LA CORTE SUPREMA DI CASSAZIONE
SEZIONE SECONDA CIVILE
Composta dagli Ill.mi Sigg.ri Magistrati:
Dott. MANNA Felice – Presidente –
Dott. GORJAN Sergio – Consigliere –
Dott. FALASCHI Milena – Consigliere –
Dott. CASADONTE Annamaria – Consigliere –
Dott. BESSO MARCHEIS Chiara – rel. Consigliere –
ha pronunciato la seguente:
ORDINANZA
sul ricorso 26690-2019 proposto da:
L.H., rappresentato e difeso dall’avv. LUIGI MIGLIACCIO;
– ricorrente –
contro
UTG PREFETTURA DI NAPOLI IN PERSONA DEL PREFETTO PRO-TEMPORE;
– intimata –
avverso il decreto del GIUDICE DI PACE di NAPOLI, depositata il 07/02/2019;
udita la relazione della causa svolta nella camera di consiglio del 23/02/2021 dal Consigliere Dott. BESSO MARCHEIS CHIARA.
PREMESSO IN FATTO
CHE:
L.H., cittadino indiano, ricorre per Cassazione avverso l’ordinanza depositata il 7 febbraio 2019, con la quale il Giudice di pace di Napoli ha respinto il ricorso fatto valere avverso il decreto di espulsione, emesso il 23 ottobre 2018 dal Prefetto della provincia di Napoli.

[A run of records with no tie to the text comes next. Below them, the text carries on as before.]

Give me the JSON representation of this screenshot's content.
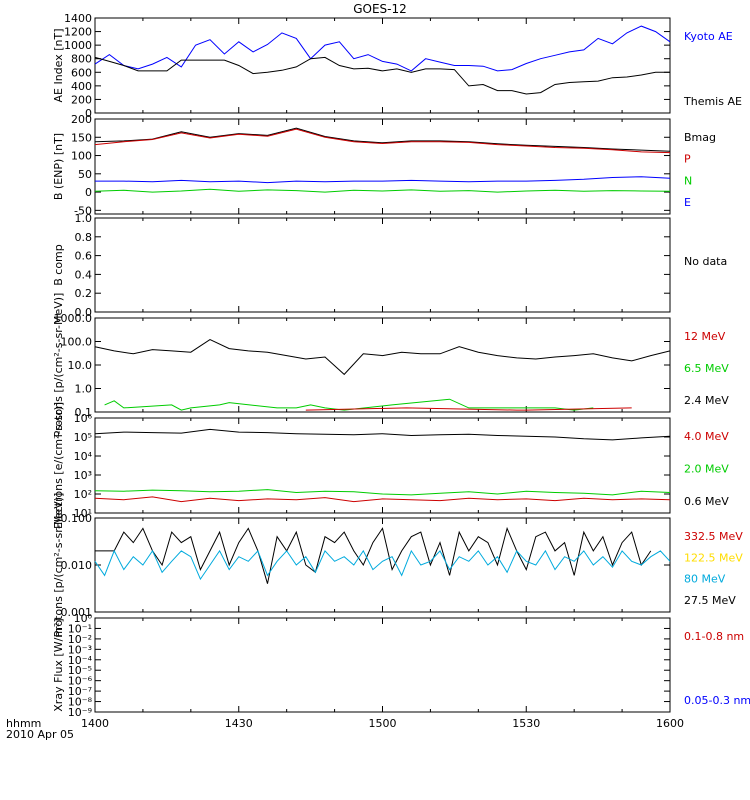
{
  "title": "GOES-12",
  "footer": {
    "line1": "hhmm",
    "line2": "2010 Apr 05"
  },
  "x_ticks": [
    "1400",
    "1430",
    "1500",
    "1530",
    "1600"
  ],
  "colors": {
    "black": "#000000",
    "red": "#cc0000",
    "green": "#00cc00",
    "blue": "#0000ff",
    "cyan": "#00aadd",
    "yellow": "#ffdd00"
  },
  "chart_data": [
    {
      "type": "line",
      "ylabel": "AE Index [nT]",
      "ylim": [
        0,
        1400
      ],
      "yticks": [
        "0",
        "200",
        "400",
        "600",
        "800",
        "1000",
        "1200",
        "1400"
      ],
      "legend": [
        {
          "label": "Kyoto AE",
          "color": "blue"
        },
        {
          "label": "Themis AE",
          "color": "black"
        }
      ],
      "series": [
        {
          "name": "Kyoto AE",
          "color": "blue",
          "x": [
            0,
            3,
            6,
            9,
            12,
            15,
            18,
            21,
            24,
            27,
            30,
            33,
            36,
            39,
            42,
            45,
            48,
            51,
            54,
            57,
            60,
            63,
            66,
            69,
            72,
            75,
            78,
            81,
            84,
            87,
            90,
            93,
            96,
            99,
            102,
            105,
            108,
            111,
            114,
            117,
            120
          ],
          "y": [
            720,
            860,
            700,
            650,
            720,
            820,
            680,
            1000,
            1080,
            870,
            1050,
            900,
            1010,
            1180,
            1100,
            800,
            1000,
            1050,
            800,
            860,
            760,
            720,
            620,
            800,
            750,
            700,
            700,
            690,
            620,
            640,
            730,
            800,
            850,
            900,
            930,
            1100,
            1020,
            1180,
            1280,
            1200,
            1050
          ]
        },
        {
          "name": "Themis AE",
          "color": "black",
          "x": [
            0,
            3,
            6,
            9,
            12,
            15,
            18,
            21,
            24,
            27,
            30,
            33,
            36,
            39,
            42,
            45,
            48,
            51,
            54,
            57,
            60,
            63,
            66,
            69,
            72,
            75,
            78,
            81,
            84,
            87,
            90,
            93,
            96,
            99,
            102,
            105,
            108,
            111,
            114,
            117,
            120
          ],
          "y": [
            820,
            760,
            700,
            620,
            620,
            620,
            780,
            780,
            780,
            780,
            700,
            580,
            600,
            630,
            680,
            800,
            820,
            700,
            650,
            660,
            620,
            650,
            600,
            650,
            650,
            640,
            400,
            420,
            330,
            330,
            280,
            300,
            420,
            450,
            460,
            470,
            520,
            530,
            560,
            600,
            600
          ]
        }
      ]
    },
    {
      "type": "line",
      "ylabel": "B (ENP) [nT]",
      "ylim": [
        -60,
        200
      ],
      "yticks": [
        "-50",
        "0",
        "50",
        "100",
        "150",
        "200"
      ],
      "legend": [
        {
          "label": "Bmag",
          "color": "black"
        },
        {
          "label": "P",
          "color": "red"
        },
        {
          "label": "N",
          "color": "green"
        },
        {
          "label": "E",
          "color": "blue"
        }
      ],
      "series": [
        {
          "name": "Bmag",
          "color": "black",
          "x": [
            0,
            6,
            12,
            18,
            24,
            30,
            36,
            42,
            48,
            54,
            60,
            66,
            72,
            78,
            84,
            90,
            96,
            102,
            108,
            114,
            120
          ],
          "y": [
            138,
            140,
            145,
            165,
            150,
            160,
            155,
            175,
            152,
            140,
            135,
            140,
            140,
            138,
            132,
            128,
            125,
            122,
            118,
            115,
            112
          ]
        },
        {
          "name": "P",
          "color": "red",
          "x": [
            0,
            6,
            12,
            18,
            24,
            30,
            36,
            42,
            48,
            54,
            60,
            66,
            72,
            78,
            84,
            90,
            96,
            102,
            108,
            114,
            120
          ],
          "y": [
            130,
            138,
            144,
            162,
            148,
            158,
            153,
            172,
            150,
            138,
            133,
            138,
            138,
            136,
            130,
            126,
            122,
            120,
            116,
            110,
            108
          ]
        },
        {
          "name": "N",
          "color": "green",
          "x": [
            0,
            6,
            12,
            18,
            24,
            30,
            36,
            42,
            48,
            54,
            60,
            66,
            72,
            78,
            84,
            90,
            96,
            102,
            108,
            114,
            120
          ],
          "y": [
            2,
            5,
            0,
            3,
            8,
            2,
            6,
            4,
            0,
            5,
            3,
            6,
            2,
            4,
            0,
            3,
            5,
            2,
            4,
            3,
            2
          ]
        },
        {
          "name": "E",
          "color": "blue",
          "x": [
            0,
            6,
            12,
            18,
            24,
            30,
            36,
            42,
            48,
            54,
            60,
            66,
            72,
            78,
            84,
            90,
            96,
            102,
            108,
            114,
            120
          ],
          "y": [
            30,
            30,
            28,
            32,
            28,
            30,
            26,
            30,
            28,
            30,
            30,
            32,
            30,
            28,
            30,
            30,
            32,
            35,
            40,
            42,
            38
          ]
        }
      ]
    },
    {
      "type": "line",
      "ylabel": "B comp",
      "ylim": [
        0,
        1
      ],
      "yticks": [
        "0.0",
        "0.2",
        "0.4",
        "0.6",
        "0.8",
        "1.0"
      ],
      "legend": [
        {
          "label": "No data",
          "color": "black"
        }
      ],
      "series": []
    },
    {
      "type": "line",
      "ylabel": "Protons [p/(cm²-s-sr-MeV)]",
      "log": true,
      "ylim": [
        0.1,
        1000
      ],
      "yticks": [
        "0.1",
        "1.0",
        "10.0",
        "100.0",
        "1000.0"
      ],
      "legend": [
        {
          "label": "12 MeV",
          "color": "red"
        },
        {
          "label": "6.5 MeV",
          "color": "green"
        },
        {
          "label": "2.4 MeV",
          "color": "black"
        }
      ],
      "series": [
        {
          "name": "2.4 MeV",
          "color": "black",
          "x": [
            0,
            4,
            8,
            12,
            16,
            20,
            24,
            28,
            32,
            36,
            40,
            44,
            48,
            52,
            56,
            60,
            64,
            68,
            72,
            76,
            80,
            84,
            88,
            92,
            96,
            100,
            104,
            108,
            112,
            116,
            120
          ],
          "y": [
            60,
            40,
            30,
            45,
            40,
            35,
            120,
            50,
            40,
            35,
            25,
            18,
            22,
            4,
            30,
            25,
            35,
            30,
            30,
            60,
            35,
            25,
            20,
            18,
            22,
            25,
            30,
            20,
            15,
            25,
            40
          ]
        },
        {
          "name": "6.5 MeV",
          "color": "green",
          "x": [
            2,
            4,
            6,
            16,
            18,
            20,
            26,
            28,
            38,
            42,
            45,
            48,
            52,
            62,
            74,
            78,
            96,
            100,
            104
          ],
          "y": [
            0.2,
            0.3,
            0.15,
            0.2,
            0.12,
            0.15,
            0.2,
            0.25,
            0.15,
            0.15,
            0.2,
            0.15,
            0.12,
            0.2,
            0.35,
            0.15,
            0.15,
            0.12,
            0.15
          ]
        },
        {
          "name": "12 MeV",
          "color": "red",
          "x": [
            44,
            65,
            88,
            90,
            112
          ],
          "y": [
            0.12,
            0.15,
            0.12,
            0.12,
            0.15
          ]
        }
      ]
    },
    {
      "type": "line",
      "ylabel": "Electrons [e/(cm²-s-sr)]",
      "log": true,
      "ylim": [
        10,
        1000000
      ],
      "yticks": [
        "10¹",
        "10²",
        "10³",
        "10⁴",
        "10⁵",
        "10⁶"
      ],
      "legend": [
        {
          "label": "4.0 MeV",
          "color": "red"
        },
        {
          "label": "2.0 MeV",
          "color": "green"
        },
        {
          "label": "0.6 MeV",
          "color": "black"
        }
      ],
      "series": [
        {
          "name": "0.6 MeV",
          "color": "black",
          "x": [
            0,
            6,
            12,
            18,
            24,
            30,
            36,
            42,
            48,
            54,
            60,
            66,
            72,
            78,
            84,
            90,
            96,
            102,
            108,
            114,
            120
          ],
          "y": [
            150000,
            180000,
            170000,
            160000,
            250000,
            180000,
            170000,
            150000,
            140000,
            130000,
            150000,
            120000,
            130000,
            140000,
            120000,
            110000,
            100000,
            80000,
            70000,
            90000,
            110000
          ]
        },
        {
          "name": "2.0 MeV",
          "color": "green",
          "x": [
            0,
            6,
            12,
            18,
            24,
            30,
            36,
            42,
            48,
            54,
            60,
            66,
            72,
            78,
            84,
            90,
            96,
            102,
            108,
            114,
            120
          ],
          "y": [
            150,
            140,
            160,
            150,
            130,
            140,
            170,
            120,
            140,
            130,
            100,
            90,
            110,
            130,
            100,
            140,
            120,
            110,
            90,
            140,
            120
          ]
        },
        {
          "name": "4.0 MeV",
          "color": "red",
          "x": [
            0,
            6,
            12,
            18,
            24,
            30,
            36,
            42,
            48,
            54,
            60,
            66,
            72,
            78,
            84,
            90,
            96,
            102,
            108,
            114,
            120
          ],
          "y": [
            60,
            50,
            70,
            40,
            60,
            45,
            55,
            50,
            65,
            40,
            55,
            50,
            45,
            60,
            50,
            55,
            45,
            60,
            50,
            55,
            50
          ]
        }
      ]
    },
    {
      "type": "line",
      "ylabel": "Protons [p/(cm²-s-sr-MeV)]",
      "log": true,
      "ylim": [
        0.001,
        0.1
      ],
      "yticks": [
        "0.001",
        "0.010",
        "0.100"
      ],
      "legend": [
        {
          "label": "332.5 MeV",
          "color": "red"
        },
        {
          "label": "122.5 MeV",
          "color": "yellow"
        },
        {
          "label": "80 MeV",
          "color": "cyan"
        },
        {
          "label": "27.5 MeV",
          "color": "black"
        }
      ],
      "series": [
        {
          "name": "27.5 MeV",
          "color": "black",
          "x": [
            0,
            4,
            6,
            8,
            10,
            12,
            14,
            16,
            18,
            20,
            22,
            24,
            26,
            28,
            30,
            32,
            34,
            36,
            38,
            40,
            42,
            44,
            46,
            48,
            50,
            52,
            54,
            56,
            58,
            60,
            62,
            64,
            66,
            68,
            70,
            72,
            74,
            76,
            78,
            80,
            82,
            84,
            86,
            88,
            90,
            92,
            94,
            96,
            98,
            100,
            102,
            104,
            106,
            108,
            110,
            112,
            114,
            116
          ],
          "y": [
            0.02,
            0.02,
            0.05,
            0.03,
            0.06,
            0.02,
            0.01,
            0.05,
            0.03,
            0.04,
            0.008,
            0.02,
            0.05,
            0.01,
            0.03,
            0.06,
            0.02,
            0.004,
            0.04,
            0.02,
            0.05,
            0.01,
            0.007,
            0.04,
            0.03,
            0.05,
            0.02,
            0.01,
            0.03,
            0.06,
            0.008,
            0.02,
            0.04,
            0.05,
            0.01,
            0.03,
            0.006,
            0.05,
            0.02,
            0.04,
            0.03,
            0.01,
            0.06,
            0.02,
            0.008,
            0.04,
            0.05,
            0.02,
            0.03,
            0.006,
            0.05,
            0.02,
            0.04,
            0.01,
            0.03,
            0.05,
            0.01,
            0.02
          ]
        },
        {
          "name": "80 MeV",
          "color": "cyan",
          "x": [
            0,
            2,
            4,
            6,
            8,
            10,
            12,
            14,
            16,
            18,
            20,
            22,
            24,
            26,
            28,
            30,
            32,
            34,
            36,
            38,
            40,
            42,
            44,
            46,
            48,
            50,
            52,
            54,
            56,
            58,
            60,
            62,
            64,
            66,
            68,
            70,
            72,
            74,
            76,
            78,
            80,
            82,
            84,
            86,
            88,
            90,
            92,
            94,
            96,
            98,
            100,
            102,
            104,
            106,
            108,
            110,
            112,
            114,
            116,
            118,
            120
          ],
          "y": [
            0.012,
            0.006,
            0.02,
            0.008,
            0.015,
            0.01,
            0.02,
            0.007,
            0.012,
            0.02,
            0.015,
            0.005,
            0.01,
            0.02,
            0.008,
            0.015,
            0.012,
            0.02,
            0.006,
            0.012,
            0.02,
            0.01,
            0.015,
            0.007,
            0.02,
            0.012,
            0.015,
            0.01,
            0.02,
            0.008,
            0.012,
            0.015,
            0.006,
            0.02,
            0.01,
            0.012,
            0.02,
            0.008,
            0.015,
            0.012,
            0.02,
            0.01,
            0.015,
            0.007,
            0.02,
            0.012,
            0.01,
            0.02,
            0.008,
            0.015,
            0.012,
            0.02,
            0.01,
            0.015,
            0.009,
            0.02,
            0.012,
            0.01,
            0.015,
            0.02,
            0.012
          ]
        }
      ]
    },
    {
      "type": "line",
      "ylabel": "Xray Flux [W/m²]",
      "log": true,
      "ylim": [
        1e-09,
        1
      ],
      "yticks": [
        "10⁻⁹",
        "10⁻⁸",
        "10⁻⁷",
        "10⁻⁶",
        "10⁻⁵",
        "10⁻⁴",
        "10⁻³",
        "10⁻²",
        "10⁻¹",
        "10⁰"
      ],
      "legend": [
        {
          "label": "0.1-0.8 nm",
          "color": "red"
        },
        {
          "label": "0.05-0.3 nm",
          "color": "blue"
        }
      ],
      "series": []
    }
  ]
}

Contro il decreto ricorre per cassazione L.H..
L’intimata Prefettura di Napoli non ha proposto difese.
CONSIDERATO IN DIRITTO
CHE:
1. Il ricorso è articolato in un motivo che contesta “error in iudicando, violazione dell’art. 8 CEDU, 13, commi 2, lettera c, 3 e 5 testo unico immigrazione e D.Lgs. n. 159 del 2011, art. 1”: le disposizioni citate sono state violate in quanto il Giudice di pace ha formulato il giudizio sulla pericolosità sociale del ricorrente basandosi sulle sole “risultanze del casellario giudiziale, rectius precedenti penali, senza svolgere alcuna valutazione prognostica sulla prevedibilità di future condotte criminose e senza valutare se il ricorrente rientrasse all’attualità in una delle categorie di cui al D.Lgs. n. 159 del 2011, art. 1”.

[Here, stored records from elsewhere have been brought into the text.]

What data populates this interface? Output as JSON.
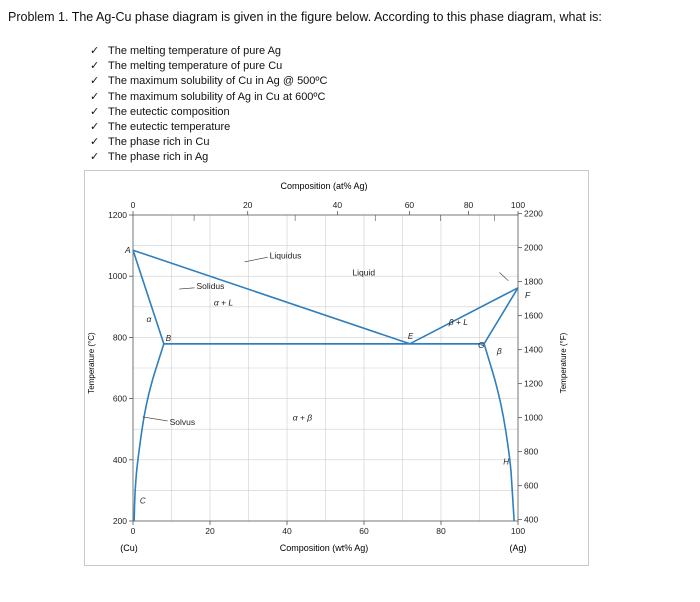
{
  "problem": {
    "title": "Problem 1. The Ag-Cu phase diagram is given in the figure below. According to this phase diagram, what is:",
    "check_mark": "✓",
    "items": [
      "The melting temperature of pure Ag",
      "The melting temperature of pure Cu",
      "The maximum solubility of Cu in Ag @ 500ºC",
      "The maximum solubility of Ag in Cu at 600ºC",
      "The eutectic composition",
      "The eutectic temperature",
      "The phase rich in Cu",
      "The phase rich in Ag"
    ]
  },
  "figure": {
    "top_axis_title": "Composition (at% Ag)",
    "top_ticks": [
      "0",
      "20",
      "40",
      "60",
      "80",
      "100"
    ],
    "bottom_axis_title": "Composition (wt% Ag)",
    "bottom_ticks": [
      "0",
      "20",
      "40",
      "60",
      "80",
      "100"
    ],
    "bottom_end_labels": [
      "(Cu)",
      "(Ag)"
    ],
    "left_axis_title": "Temperature (°C)",
    "left_ticks": [
      "1200",
      "1000",
      "800",
      "600",
      "400",
      "200"
    ],
    "right_axis_title": "Temperature (°F)",
    "right_ticks": [
      "2200",
      "2000",
      "1800",
      "1600",
      "1400",
      "1200",
      "1000",
      "800",
      "600",
      "400"
    ],
    "labels": {
      "liquidus": "Liquidus",
      "liquid": "Liquid",
      "solidus": "Solidus",
      "alpha_liquid": "α + L",
      "beta_liquid": "β + L",
      "alpha": "α",
      "beta": "β",
      "alpha_beta": "α + β",
      "solvus": "Solvus",
      "point_a": "A",
      "point_b": "B",
      "point_c": "C",
      "point_e": "E",
      "point_f": "F",
      "point_g": "G",
      "point_h": "H"
    },
    "colors": {
      "phase_line": "#2f7fbf",
      "grid": "#cfcfcf",
      "axis": "#555555"
    }
  },
  "chart_data": {
    "type": "phase-diagram",
    "title": "",
    "xlabel": "Composition (wt% Ag)",
    "x2label": "Composition (at% Ag)",
    "ylabel": "Temperature (°C)",
    "y2label": "Temperature (°F)",
    "xlim": [
      0,
      100
    ],
    "ylim": [
      200,
      1200
    ],
    "grid": true,
    "points": {
      "A": [
        0,
        1085
      ],
      "B": [
        8.0,
        779
      ],
      "C": [
        0.5,
        300
      ],
      "E": [
        71.9,
        779
      ],
      "F": [
        100,
        962
      ],
      "G": [
        91.2,
        779
      ],
      "H": [
        98.5,
        300
      ]
    },
    "series": [
      {
        "name": "Liquidus",
        "x": [
          0,
          71.9,
          100
        ],
        "y": [
          1085,
          779,
          962
        ]
      },
      {
        "name": "Solidus",
        "x": [
          0,
          8.0,
          8.0,
          91.2,
          91.2,
          100
        ],
        "y": [
          1085,
          779,
          779,
          779,
          779,
          962
        ]
      },
      {
        "name": "Solvus",
        "x": [
          8.0,
          3.5,
          1.2,
          0.5,
          0.3
        ],
        "y": [
          779,
          600,
          400,
          300,
          200
        ]
      },
      {
        "name": "Solvus",
        "x": [
          91.2,
          95.5,
          98.0,
          98.5,
          99.0
        ],
        "y": [
          779,
          600,
          400,
          300,
          200
        ]
      },
      {
        "name": "Eutectic isotherm",
        "x": [
          8.0,
          91.2
        ],
        "y": [
          779,
          779
        ]
      }
    ]
  }
}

Il motivo non può essere accolto: il Giudice di pace ha effettuato, sia pure in modo succinto (né d’altro canto il ricorrente lamenta il vizio del difetto di motivazione del provvedimento), il giudizio sulla pericolosità sociale del ricorrente, considerando la condanna inflittagli, e non ritenendo sufficiente, per escludere tale pericolosità, l’avvenuta espiazione della pena e l’insussistenza di successive condanne penali nei suoi confronti.

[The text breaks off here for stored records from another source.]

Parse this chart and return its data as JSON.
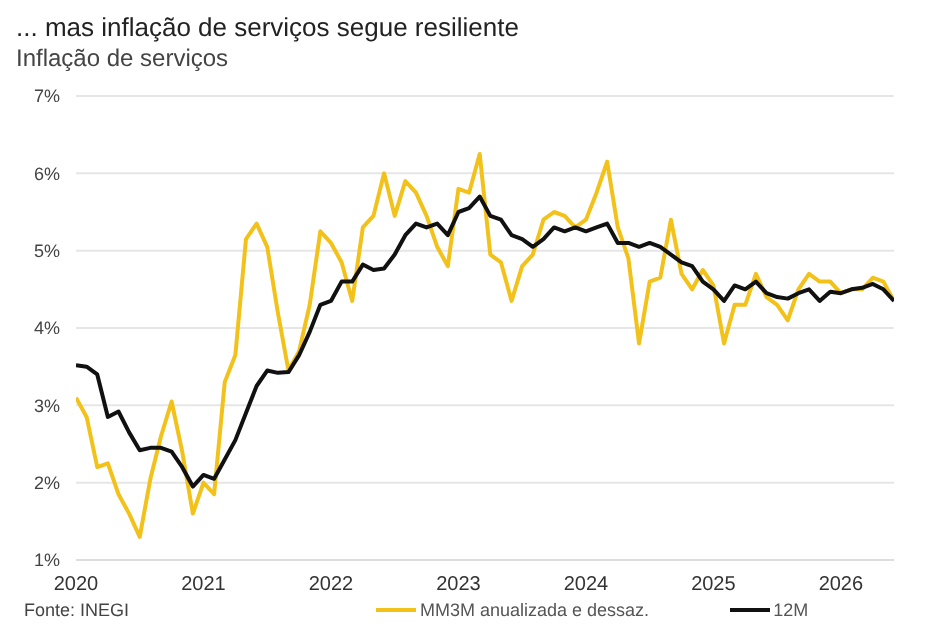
{
  "chart_data": {
    "type": "line",
    "title": "... mas inflação de serviços segue resiliente",
    "subtitle": "Inflação de serviços",
    "x": [
      "2020-01",
      "2020-02",
      "2020-03",
      "2020-04",
      "2020-05",
      "2020-06",
      "2020-07",
      "2020-08",
      "2020-09",
      "2020-10",
      "2020-11",
      "2020-12",
      "2021-01",
      "2021-02",
      "2021-03",
      "2021-04",
      "2021-05",
      "2021-06",
      "2021-07",
      "2021-08",
      "2021-09",
      "2021-10",
      "2021-11",
      "2021-12",
      "2022-01",
      "2022-02",
      "2022-03",
      "2022-04",
      "2022-05",
      "2022-06",
      "2022-07",
      "2022-08",
      "2022-09",
      "2022-10",
      "2022-11",
      "2022-12",
      "2023-01",
      "2023-02",
      "2023-03",
      "2023-04",
      "2023-05",
      "2023-06",
      "2023-07",
      "2023-08",
      "2023-09",
      "2023-10",
      "2023-11",
      "2023-12",
      "2024-01",
      "2024-02",
      "2024-03",
      "2024-04",
      "2024-05",
      "2024-06",
      "2024-07",
      "2024-08",
      "2024-09",
      "2024-10",
      "2024-11",
      "2024-12",
      "2025-01",
      "2025-02",
      "2025-03",
      "2025-04",
      "2025-05",
      "2025-06",
      "2025-07",
      "2025-08",
      "2025-09",
      "2025-10",
      "2025-11",
      "2025-12",
      "2026-01",
      "2026-02",
      "2026-03",
      "2026-04",
      "2026-05",
      "2026-06"
    ],
    "series": [
      {
        "name": "MM3M anualizada e dessaz.",
        "color": "#f2c21b",
        "values": [
          3.1,
          2.85,
          2.2,
          2.25,
          1.85,
          1.6,
          1.3,
          2.05,
          2.6,
          3.05,
          2.4,
          1.6,
          2.0,
          1.85,
          3.3,
          3.65,
          5.15,
          5.35,
          5.05,
          4.2,
          3.45,
          3.7,
          4.3,
          5.25,
          5.1,
          4.85,
          4.35,
          5.3,
          5.45,
          6.0,
          5.45,
          5.9,
          5.75,
          5.45,
          5.05,
          4.8,
          5.8,
          5.75,
          6.25,
          4.95,
          4.85,
          4.35,
          4.8,
          4.95,
          5.4,
          5.5,
          5.45,
          5.3,
          5.4,
          5.75,
          6.15,
          5.3,
          4.9,
          3.8,
          4.6,
          4.65,
          5.4,
          4.7,
          4.5,
          4.75,
          4.55,
          3.8,
          4.3,
          4.3,
          4.7,
          4.4,
          4.3,
          4.1,
          4.5,
          4.7,
          4.6,
          4.6,
          4.45,
          4.5,
          4.5,
          4.65,
          4.6,
          4.35
        ]
      },
      {
        "name": "12M",
        "color": "#111111",
        "values": [
          3.52,
          3.5,
          3.4,
          2.85,
          2.92,
          2.65,
          2.42,
          2.45,
          2.45,
          2.4,
          2.2,
          1.95,
          2.1,
          2.05,
          2.3,
          2.55,
          2.9,
          3.25,
          3.45,
          3.42,
          3.43,
          3.65,
          3.95,
          4.3,
          4.35,
          4.6,
          4.6,
          4.82,
          4.75,
          4.77,
          4.95,
          5.2,
          5.35,
          5.3,
          5.35,
          5.2,
          5.5,
          5.55,
          5.7,
          5.45,
          5.4,
          5.2,
          5.15,
          5.05,
          5.15,
          5.3,
          5.25,
          5.3,
          5.25,
          5.3,
          5.35,
          5.1,
          5.1,
          5.05,
          5.1,
          5.05,
          4.95,
          4.85,
          4.8,
          4.6,
          4.5,
          4.35,
          4.55,
          4.5,
          4.6,
          4.45,
          4.4,
          4.38,
          4.45,
          4.5,
          4.35,
          4.47,
          4.45,
          4.5,
          4.52,
          4.57,
          4.5,
          4.35
        ]
      }
    ],
    "xlim": [
      "2020-01",
      "2026-06"
    ],
    "xticks": [
      "2020",
      "2021",
      "2022",
      "2023",
      "2024",
      "2025",
      "2026"
    ],
    "ylim": [
      1,
      7
    ],
    "yticks": [
      {
        "value": 1,
        "label": "1%"
      },
      {
        "value": 2,
        "label": "2%"
      },
      {
        "value": 3,
        "label": "3%"
      },
      {
        "value": 4,
        "label": "4%"
      },
      {
        "value": 5,
        "label": "5%"
      },
      {
        "value": 6,
        "label": "6%"
      },
      {
        "value": 7,
        "label": "7%"
      }
    ],
    "grid": "y",
    "legend": "bottom",
    "marker": "none",
    "line_style": "solid",
    "annotations": [
      "Fonte: INEGI"
    ]
  }
}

2. Il ricorso va quindi rigettato.
Nessuna statuizione deve essere adottata sulle spese, non avendo l’intimata svolto attività difensiva in questa sede.
P.Q.M.
La Corte rigetta il ricorso.
Così deciso in Roma, nella adunanza camerale della sezione seconda civile, il 23 febbraio 2021.